Linda in Dix Hills, N.Y.
 
Paulson: Every medical procedure is associated with some degree of risk. Some risks are known, and others may not be known. As of now, egg donation is about 20 years old. We know that some 1 percent of donors experience ovarian hyperstimulation syndrome (where the ovaries get very swollen and the donor becomes bloated and uncomfortable) to the point where it interferes with her life to an appreciable degree for about two weeks. The egg retrieval is associated with a very rare but possible risk of bleeding and infection (much less than 1 percent).

There were several studies that seemed to link ovarian stimulation to ovarian cancer, but they have been disproved, at least for now. So at the present time, there is no proven reason for limiting the number of donations. However, because we know we don't know everything, most programs recommend limiting the number of donations to five or six. But this is an arbitrary rule, and is not based on a risk of cancer.
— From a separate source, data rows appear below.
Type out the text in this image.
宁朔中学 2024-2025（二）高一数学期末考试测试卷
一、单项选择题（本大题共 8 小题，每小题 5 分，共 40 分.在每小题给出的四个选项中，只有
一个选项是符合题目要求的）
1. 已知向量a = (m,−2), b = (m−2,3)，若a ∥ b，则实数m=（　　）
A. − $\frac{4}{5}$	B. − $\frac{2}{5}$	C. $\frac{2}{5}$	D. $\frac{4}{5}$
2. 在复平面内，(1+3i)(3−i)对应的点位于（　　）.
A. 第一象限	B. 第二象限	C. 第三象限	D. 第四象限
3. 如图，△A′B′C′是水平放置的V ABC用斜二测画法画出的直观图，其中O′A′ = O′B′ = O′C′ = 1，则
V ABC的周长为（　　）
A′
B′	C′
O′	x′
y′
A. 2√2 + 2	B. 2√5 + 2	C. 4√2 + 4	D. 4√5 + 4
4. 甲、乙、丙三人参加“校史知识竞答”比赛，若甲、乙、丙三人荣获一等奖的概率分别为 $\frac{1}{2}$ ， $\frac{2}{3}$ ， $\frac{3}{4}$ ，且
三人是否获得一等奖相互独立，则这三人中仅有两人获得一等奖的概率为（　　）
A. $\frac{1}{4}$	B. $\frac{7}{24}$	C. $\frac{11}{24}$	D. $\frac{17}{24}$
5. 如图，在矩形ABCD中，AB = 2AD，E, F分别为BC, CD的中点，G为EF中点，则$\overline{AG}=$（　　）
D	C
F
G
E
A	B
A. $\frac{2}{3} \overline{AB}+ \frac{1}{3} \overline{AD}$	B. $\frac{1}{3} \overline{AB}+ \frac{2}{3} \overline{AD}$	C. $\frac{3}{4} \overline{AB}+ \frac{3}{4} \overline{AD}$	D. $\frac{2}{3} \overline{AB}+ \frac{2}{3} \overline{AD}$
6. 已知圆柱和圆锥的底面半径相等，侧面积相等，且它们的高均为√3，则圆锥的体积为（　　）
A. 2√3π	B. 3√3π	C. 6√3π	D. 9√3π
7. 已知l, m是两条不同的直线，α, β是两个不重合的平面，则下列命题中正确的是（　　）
And yes, having babies decreases the risk of ovarian cancer by quite a bit (30 percent for the first pregnancy, more with additional pregnancies).

Question: Does undergoing fertility treatments and all the medication one takes over years of trying to conceive increase the risk of ovarain cancer? Are any of the drugs more likely to cause ovarain cancer? How and where would one get more info, and what should one ask a doctor for? Thanks for giving your time to a looming question long after treatment.
Maria in Ill.
 
Paulson: See links to Web site above for additional information on these issues.

Question: I was an egg donor at the age of 20, and now that I am 27 and trying to have a baby, I can't. I have had four miscarriages. Have there been any kind of studies on women who donated their eggs and having subsequent problems of getting pregnant themselves?
Barbara in Melbourne, Fla.
 
Paulson: What bad luck! It would be very interesting to know if the recipient of your eggs actually had a baby when you donated. As far as we know, there is no effect of egg donation on subsequent fertility, or on the risk of a subsequent miscarriage. Remember that there are many reasons for miscarriages, and they may include factors such as your male partner. Also, your uterus was not a factor in being an egg donor but may be a factor in miscarriages. I would suggest that you see a reproductive endocrinology specialist to evaluate your situation. With a complete work-up, chances should be on your side that you will eventually be successful.